Have a few questions on a Simple Harmonic Motion (SHM) it's a swinging pendulum with no damping. Assuming the differential equations that describes it motion as: $$\frac{d^2x}{dt^2} + \omega_0x = \cos\omega_1t
(1)$$ where $\omega_0 =$ natural angular frequency $\omega_1 = $ driving\input frequency my question is why use cosine as a driving\input force instead of sine, I understand it has to be sinusoidal but why cosine? My other question is based on a proof I saw on Youtube video and I just wanted to confirm my understanding of the proof so same equation as above $$\frac{d^2x}{dt^2} + \omega_0x = \cos\omega_1t$$ so solution to equation is made up of $X(t) = x_p + x_c$ where $X_p =$ particular solution to differential equation above (1) and $x_c$ is the solution to the homogeneous equation (1) and the driving frequency $\omega_1$ is approximately equal to natural frequency $\omega_0$ so solution becomes $$ x_p = \frac{t\sin\omega_0t}{2\omega_0} (2)$$ would I be right in thinking $\frac{t}{2\omega_0}$ is the amplitude for this solution?$$$$Finally the proof says if $\omega_0$ is approximately equal to $\omega_1$ the solution to the differential equation $\frac{d^2x}{dt^2} + \omega_0x = \cos\omega_1t$ is a linear combination of the particular solution $\frac{\cos\omega_1t}{\omega_0^2-\omega_1^2}$ and complementary solution which is $\frac{\cos\omega_0t}{\omega_0^2-\omega_1^2}$ so $$ x(t) = \frac{\cos\omega_1 -\cos\omega_0t}{\omega_0^2-\omega_1^2} (3) $$ using the trig identity $\cos A – \cos B = 2\sin\frac{A-B}{2}\sin\frac{A+B}{2}$ where A =$\omega_1$ and B = $\omega_0$ so equation (3) becomes $$2\sin\frac{\omega_1-\omega_0}{2}\sin\frac{\omega_1+\omega_0}{2}$$ as $\omega_1$ approx equal $\omega_0$ this equation becomes $$\frac{2}{\omega_0^2-\omega_1^2}\frac{\sin(\omega_0-\omega_1)}{2}t\sin\omega_0t (4)$$ Equation (4) can be broken into two parts it's amplitude (if I am correct??) of $\frac{2}{\omega_0^2-\omega_1^2}\frac{\sin(\omega_0-\omega_1)}{2}t$ and oscillation of $\sin\omega_0t$?? And it should also equal equation (2) so $\frac{t}{2\omega_0}$ from equation (2) equals $\frac{2}{\omega_0^2-\omega_1^2}\frac{\sin(\omega_0-\omega_1)}{2}t$ from equation (4) but they don't seem to agree? Appreciate any insight you could offer!

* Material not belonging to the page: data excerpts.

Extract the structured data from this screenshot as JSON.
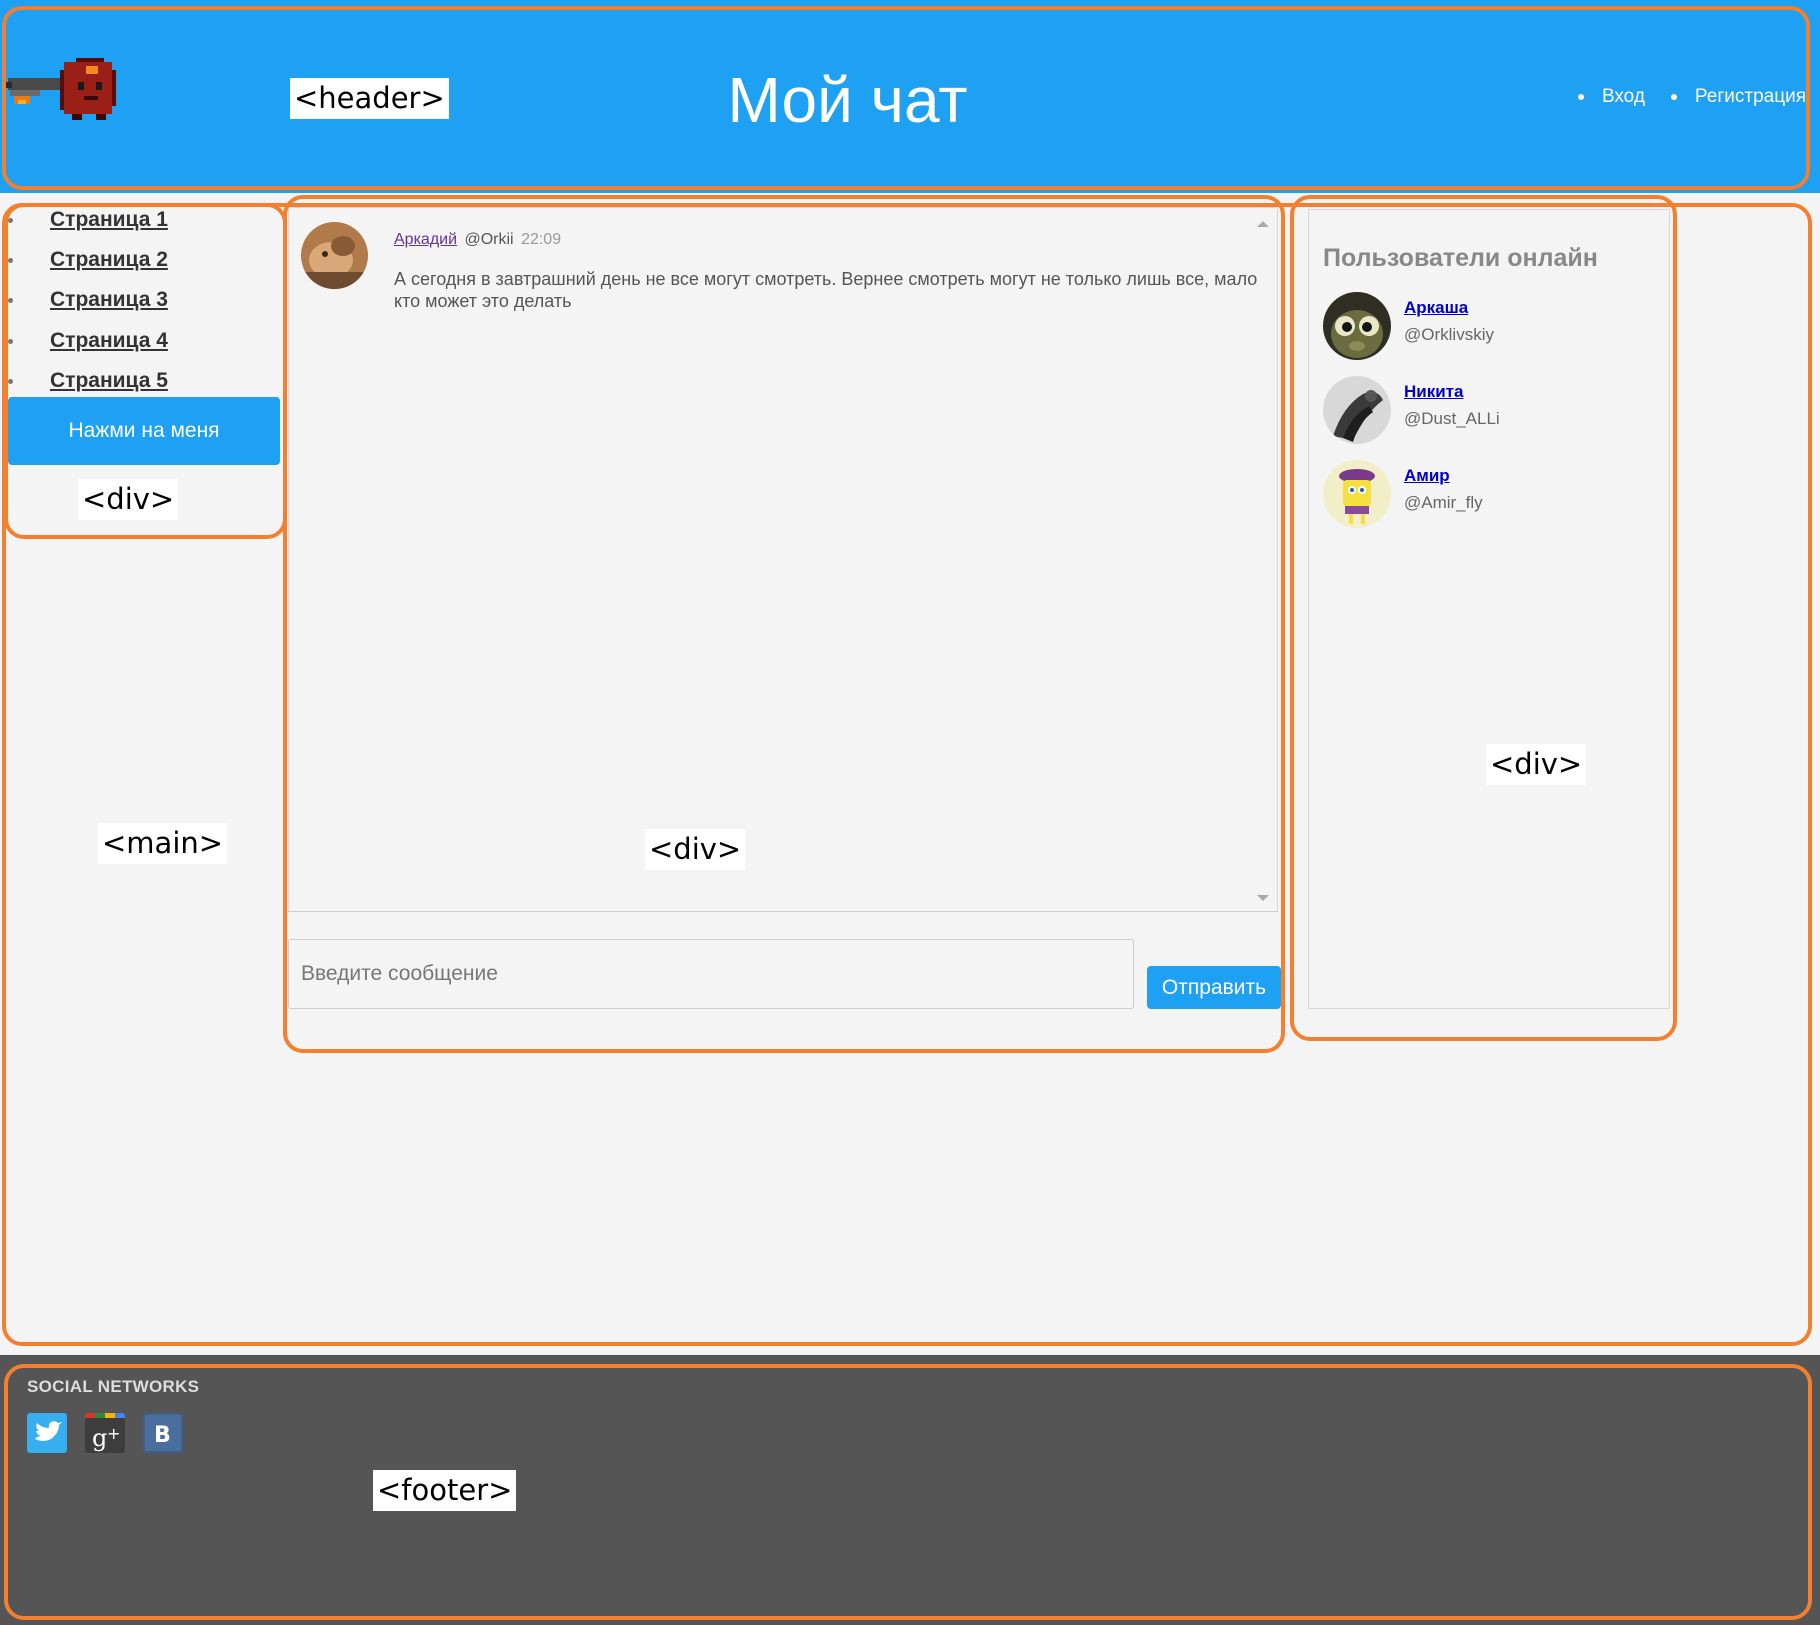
{
  "header": {
    "title": "Мой чат",
    "nav": [
      {
        "label": "Вход"
      },
      {
        "label": "Регистрация"
      }
    ]
  },
  "sidebar": {
    "pages": [
      {
        "label": "Страница 1"
      },
      {
        "label": "Страница 2"
      },
      {
        "label": "Страница 3"
      },
      {
        "label": "Страница 4"
      },
      {
        "label": "Страница 5"
      }
    ],
    "button_label": "Нажми на меня"
  },
  "chat": {
    "messages": [
      {
        "author": "Аркадий",
        "handle": "@Orkii",
        "time": "22:09",
        "text": "А сегодня в завтрашний день не все могут смотреть. Вернее смотреть могут не только лишь все, мало кто может это делать"
      }
    ],
    "input_placeholder": "Введите сообщение",
    "send_label": "Отправить"
  },
  "online": {
    "title": "Пользователи онлайн",
    "users": [
      {
        "name": "Аркаша",
        "handle": "@Orklivskiy"
      },
      {
        "name": "Никита",
        "handle": "@Dust_ALLi"
      },
      {
        "name": "Амир",
        "handle": "@Amir_fly"
      }
    ]
  },
  "footer": {
    "title": "SOCIAL NETWORKS",
    "networks": [
      "twitter-icon",
      "google-plus-icon",
      "vk-icon"
    ]
  },
  "annotations": {
    "header": "<header>",
    "sidebar": "<div>",
    "main": "<main>",
    "chat": "<div>",
    "online": "<div>",
    "footer": "<footer>"
  },
  "colors": {
    "accent": "#1ea1f2",
    "outline": "#f47f2f",
    "footer_bg": "#555555",
    "page_bg": "#f4f4f4"
  }
}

Simple Harmonic Motion with forcing
calculusordinary differential equationsphysics
Best Answer
You are working in the limit $\omega_0\approx\omega_1$. Let's define $\Delta\omega=\omega_0-\omega_1$. Then you can write your amplitude in expression (4) as $$\frac 2{\omega_0^2-\omega_1^2}\frac{\sin(\omega_0-\omega_1)}2 t=\frac{\sin\Delta\omega}{(\omega_0+\omega_1)\Delta\omega}t=\frac{\sin\Delta\omega}{(2\omega_0-\Delta\omega)\Delta\omega}t$$ In the limit $\Delta\omega\to 0$, you have $\frac{\sin\Delta\omega}{\Delta\omega}\to 1$ and $(2\omega_0-\Delta\omega)\to 2\omega_0$. Therefore your amplitude will become $\frac t{2\omega_0}$.